Question

Three letters are chosen at random from the word HEART and arranged in a row. Find the
probability that:
both vowels are chosen

Answer 1

The no. of ways in which three letters can be chosen from 5 letters of HEART is 5C3 = 10

If both vowels are to be chosen, there remains a single place for other 3 consonants letters, So, the no. of ways to make a combination that includes both vowels = 3C1 = 3

Hence, the probability of choosing both the vowels = 3/10

Answer 2

got it!
another one.. Three men and three women are to be randomly seated in a row. Find the probability that
both the end places will be filled by women.

Answer 3

Okay. The no. of ways in which 3 men and 3 women can sit in a row is , 6! / (3! *3!) = 20

When 2 end places are already occupied by women, then there are remaining 4 places to be filled by 3 men and 1 Women. So, the no. of ways in this case= 4! / (3!) = 4

Hence, the probability = 4/20 = 1/5

Answer 4

its okay i got it!
um number of way 3 men and 3 women sit in a row is 6!/0! ?

Answer 5

Nope..

The no. of ways in which 'N' nos. of things can be arranged, in which one item repeat P times , another repeat Q times is,

N! / (P! * Q!)...

[ N! is for unrepeated case where every object is different]

Answer 6

three letters are chosen from 5 letter word.. So it would be 5C3..

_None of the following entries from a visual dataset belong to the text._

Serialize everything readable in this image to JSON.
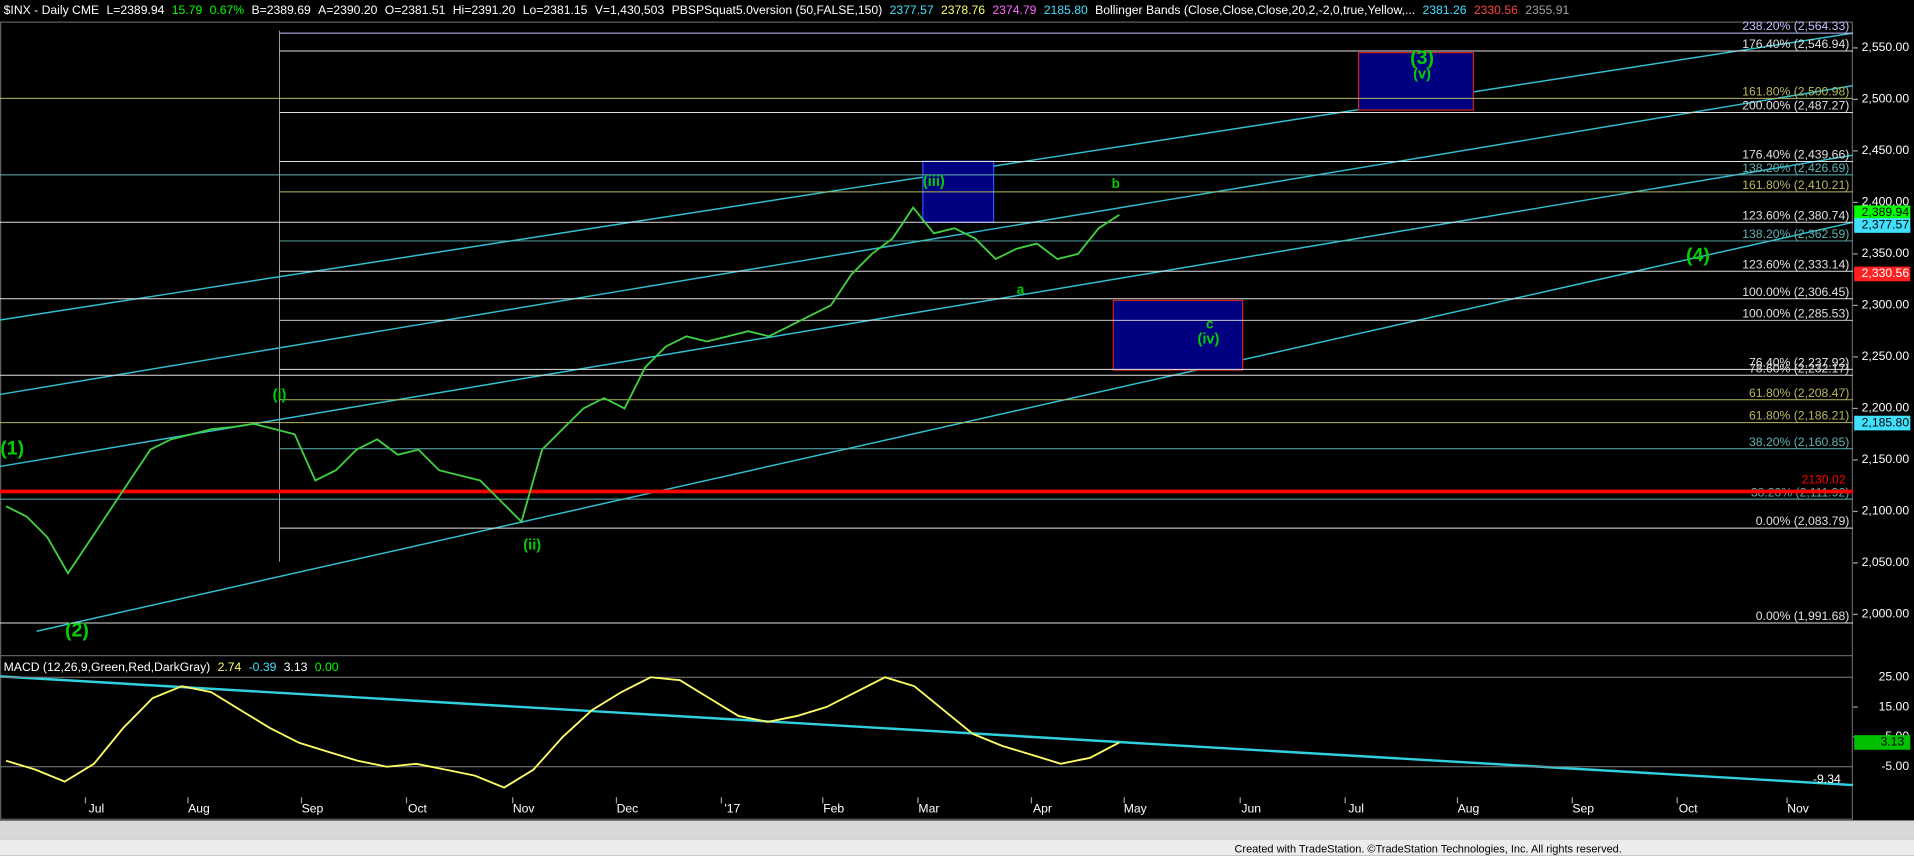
{
  "chart_data": {
    "type": "line",
    "header": [
      {
        "text": "$INX - Daily CME",
        "color": "#ffffff"
      },
      {
        "text": "L=2389.94",
        "color": "#ffffff"
      },
      {
        "text": "15.79",
        "color": "#00ff00"
      },
      {
        "text": "0.67%",
        "color": "#00ff00"
      },
      {
        "text": "B=2389.69",
        "color": "#ffffff"
      },
      {
        "text": "A=2390.20",
        "color": "#ffffff"
      },
      {
        "text": "O=2381.51",
        "color": "#ffffff"
      },
      {
        "text": "Hi=2391.20",
        "color": "#ffffff"
      },
      {
        "text": "Lo=2381.15",
        "color": "#ffffff"
      },
      {
        "text": "V=1,430,503",
        "color": "#ffffff"
      },
      {
        "text": "PBSPSquat5.0version (50,FALSE,150)",
        "color": "#ffffff"
      },
      {
        "text": "2377.57",
        "color": "#40e0ff"
      },
      {
        "text": "2378.76",
        "color": "#ffff66"
      },
      {
        "text": "2374.79",
        "color": "#ff66ff"
      },
      {
        "text": "2185.80",
        "color": "#40e0ff"
      },
      {
        "text": "Bollinger Bands (Close,Close,Close,20,2,-2,0,true,Yellow,...",
        "color": "#ffffff"
      },
      {
        "text": "2381.26",
        "color": "#40e0ff"
      },
      {
        "text": "2330.56",
        "color": "#ff4040"
      },
      {
        "text": "2355.91",
        "color": "#a0a0a0"
      }
    ],
    "ylim": [
      1960,
      2575
    ],
    "yticks": [
      {
        "value": 2000,
        "label": "2,000.00"
      },
      {
        "value": 2050,
        "label": "2,050.00"
      },
      {
        "value": 2100,
        "label": "2,100.00"
      },
      {
        "value": 2150,
        "label": "2,150.00"
      },
      {
        "value": 2200,
        "label": "2,200.00"
      },
      {
        "value": 2250,
        "label": "2,250.00"
      },
      {
        "value": 2300,
        "label": "2,300.00"
      },
      {
        "value": 2350,
        "label": "2,350.00"
      },
      {
        "value": 2400,
        "label": "2,400.00"
      },
      {
        "value": 2450,
        "label": "2,450.00"
      },
      {
        "value": 2500,
        "label": "2,500.00"
      },
      {
        "value": 2550,
        "label": "2,550.00"
      }
    ],
    "months": [
      "Jul",
      "Aug",
      "Sep",
      "Oct",
      "Nov",
      "Dec",
      "'17",
      "Feb",
      "Mar",
      "Apr",
      "May",
      "Jun",
      "Jul",
      "Aug",
      "Sep",
      "Oct",
      "Nov"
    ],
    "closes": {
      "color": "#40d040",
      "values": [
        2105,
        2095,
        2075,
        2040,
        2070,
        2100,
        2130,
        2160,
        2170,
        2175,
        2180,
        2182,
        2185,
        2180,
        2175,
        2130,
        2140,
        2160,
        2170,
        2155,
        2160,
        2140,
        2135,
        2130,
        2110,
        2090,
        2160,
        2180,
        2200,
        2210,
        2200,
        2240,
        2260,
        2270,
        2265,
        2270,
        2275,
        2270,
        2280,
        2290,
        2300,
        2330,
        2350,
        2365,
        2395,
        2370,
        2375,
        2365,
        2345,
        2355,
        2360,
        2345,
        2350,
        2375,
        2388
      ]
    },
    "fib_levels": [
      {
        "label": "238.20% (2,564.33)",
        "value": 2564.33,
        "color": "#c0c0ff"
      },
      {
        "label": "176.40% (2,546.94)",
        "value": 2546.94,
        "color": "#e0e0e0"
      },
      {
        "label": "161.80% (2,500.98)",
        "value": 2500.98,
        "color": "#b8b860"
      },
      {
        "label": "200.00% (2,487.27)",
        "value": 2487.27,
        "color": "#e0e0e0"
      },
      {
        "label": "176.40% (2,439.66)",
        "value": 2439.66,
        "color": "#e0e0e0"
      },
      {
        "label": "138.20% (2,426.69)",
        "value": 2426.69,
        "color": "#5fb3b3"
      },
      {
        "label": "161.80% (2,410.21)",
        "value": 2410.21,
        "color": "#b8b860"
      },
      {
        "label": "123.60% (2,380.74)",
        "value": 2380.74,
        "color": "#e0e0e0"
      },
      {
        "label": "138.20% (2,362.59)",
        "value": 2362.59,
        "color": "#5fb3b3"
      },
      {
        "label": "123.60% (2,333.14)",
        "value": 2333.14,
        "color": "#e0e0e0"
      },
      {
        "label": "100.00% (2,306.45)",
        "value": 2306.45,
        "color": "#e0e0e0"
      },
      {
        "label": "100.00% (2,285.53)",
        "value": 2285.53,
        "color": "#e0e0e0"
      },
      {
        "label": "76.40% (2,237.92)",
        "value": 2237.92,
        "color": "#e0e0e0"
      },
      {
        "label": "78.60% (2,232.17)",
        "value": 2232.17,
        "color": "#e0e0e0"
      },
      {
        "label": "61.80% (2,208.47)",
        "value": 2208.47,
        "color": "#b8b860"
      },
      {
        "label": "61.80% (2,186.21)",
        "value": 2186.21,
        "color": "#b8b860"
      },
      {
        "label": "38.20% (2,160.85)",
        "value": 2160.85,
        "color": "#5fb3b3"
      },
      {
        "label": "38.20% (2,111.92)",
        "value": 2111.92,
        "color": "#5fb3b3"
      },
      {
        "label": "0.00% (2,083.79)",
        "value": 2083.79,
        "color": "#e0e0e0"
      },
      {
        "label": "0.00% (1,991.68)",
        "value": 1991.68,
        "color": "#e0e0e0"
      }
    ],
    "support_line": {
      "value": 2130.02,
      "color": "#ff0000"
    },
    "price_tags": [
      {
        "value": 2389.94,
        "label": "2,389.94",
        "color": "#00ff00"
      },
      {
        "value": 2377.57,
        "label": "2,377.57",
        "color": "#40e0ff"
      },
      {
        "value": 2330.56,
        "label": "2,330.56",
        "color": "#ff2020"
      },
      {
        "value": 2185.8,
        "label": "2,185.80",
        "color": "#40e0ff"
      }
    ],
    "wave_labels": [
      "(1)",
      "(2)",
      "(i)",
      "(ii)",
      "(iii)",
      "a",
      "b",
      "c",
      "(iv)",
      "(3)",
      "(v)",
      "(4)"
    ],
    "macd": {
      "title": "MACD (12,26,9,Green,Red,DarkGray)",
      "readings": [
        {
          "text": "2.74",
          "color": "#ffff66"
        },
        {
          "text": "-0.39",
          "color": "#40e0ff"
        },
        {
          "text": "3.13",
          "color": "#ffffff"
        },
        {
          "text": "0.00",
          "color": "#00ff00"
        }
      ],
      "ylim": [
        -14,
        31
      ],
      "yticks": [
        {
          "value": 25,
          "label": "25.00"
        },
        {
          "value": 15,
          "label": "15.00"
        },
        {
          "value": 5,
          "label": "5.00"
        },
        {
          "value": -5,
          "label": "-5.00"
        }
      ],
      "color": "#ffff66",
      "values": [
        -3,
        -6,
        -10,
        -4,
        8,
        18,
        22,
        20,
        14,
        8,
        3,
        0,
        -3,
        -5,
        -4,
        -6,
        -8,
        -12,
        -6,
        5,
        14,
        20,
        25,
        24,
        18,
        12,
        10,
        12,
        15,
        20,
        25,
        22,
        14,
        6,
        2,
        -1,
        -4,
        -2,
        3.13
      ],
      "tag": 3.13,
      "tag_color": "#00c000",
      "trend_value": -9.34
    },
    "footer": "Created with TradeStation. ©TradeStation Technologies, Inc. All rights reserved."
  }
}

Probability both vowels r chosen.. 2C2
and for choosing the third letter, 3C1..

so the Probability of the event = (2C2 * 3C1) / 5C3..

Answer 7

hm why isnt it permutation but combination?

Answer 8

because the orders in which you choose your letters is irrelevant.

HEA and AEH are essentially the same, so the orders don't matter at all

And, by the way.. don't I deserve a medal here.. So many people I've helped don't give me medal at all.. am I that aloof?